Name this building I shot last week, and we will donate $10.00 to the forum.

One guess each.
Thirty hour time limit. That takes it to Sunday 9:00pm where I live.







Cellphone shot from wife.


----------



## mrhappyrotter (Sep 20, 2014)

Crystal Mill. Crystal, Colorado.


----------



## PaphMadMan (Sep 20, 2014)

Google image search makes such things way too easy.


----------



## NYEric (Sep 20, 2014)

My back yard, Get out and pay up!


----------



## 17andgrowing (Sep 20, 2014)

Some where on planet earth lol. Nice photo by the way.


----------



## cnycharles (Sep 20, 2014)

I think you're on the set of one of those Disney water rides

Forgot to say that's a pretty nice pic with a phone!


----------



## Parryaw (Sep 21, 2014)

cnycharles said:


> I think you're on the set of one of those Disney water rides




That thought crossed my mind too!


Sent from my iPhone using Tapatalk


----------



## Clark (Sep 21, 2014)

Kirk, I would like to believe, MrHappyrotter and I, have an overlapping bucket list.

Congrats, and thank you for your participation!!!
Donation will be made in a minute or two...


This destination has been a wet dream for me.
We hired Crystal River Jeep Tours for transportation.
To get the jeep all to ourselves(plus driver), we paid $30.00 extra(no brainer).
To spend an extra hour at the site, another $30.00(much needed).
The road is nasty. Best to spend on this one.

All the way up, one is next to the Crystal River. It is crystal clear, fast and looking good to spot my nemesis bird- the American Dipper.
All the way up, I teased my wife, in a firm voice- YOU GET ME THAT BIRD!
The driver didn't know WTF I was talking about(he did know we were from Jersey, LOL)

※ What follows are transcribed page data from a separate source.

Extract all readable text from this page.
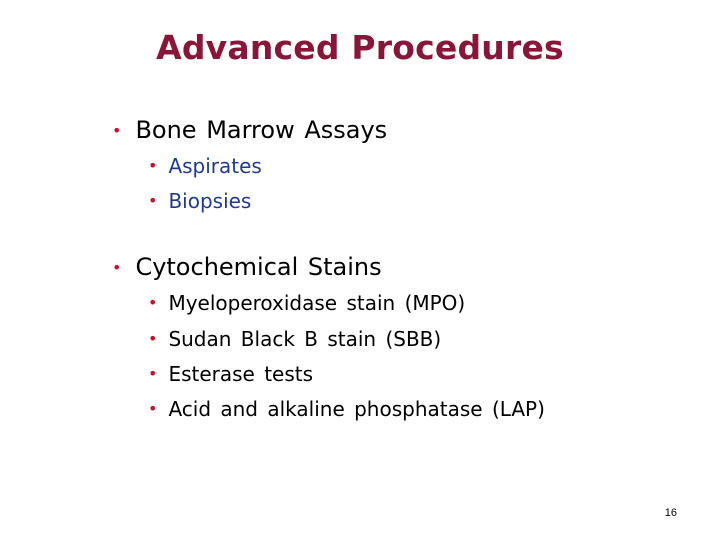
Advanced Procedures
• Bone Marrow Assays
• Aspirates
• Biopsies
• Cytochemical Stains
• Myeloperoxidase stain (MPO)
• Sudan Black B stain (SBB)
• Esterase tests
• Acid and alkaline phosphatase (LAP)
16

It didn't take long. Soon as I set up camera, an American Dipper lands on the large boulder in the left of photo, bobs up and down while looking at me, and flies off.
What a (f-bomb) day!!!

I know what one is thinking. This doesn't qualify for a (f-bomb) day. Hey, it wasn't good enough for me either.
I forgot to mention we shot sunrise at Maroon Bells that morning. Had the place all to ourselves.

And to top it off, on the jeep ride down, we got to view pika and yellow bellied marmots.
I felt like kid in candy store during our stay in Aspen.

Thanks again MrHappyrotter!:clap:


----------



## Heather (Sep 21, 2014)

Awesome! Nice job guys and thanks for the donation! Much appreciated everyone!


----------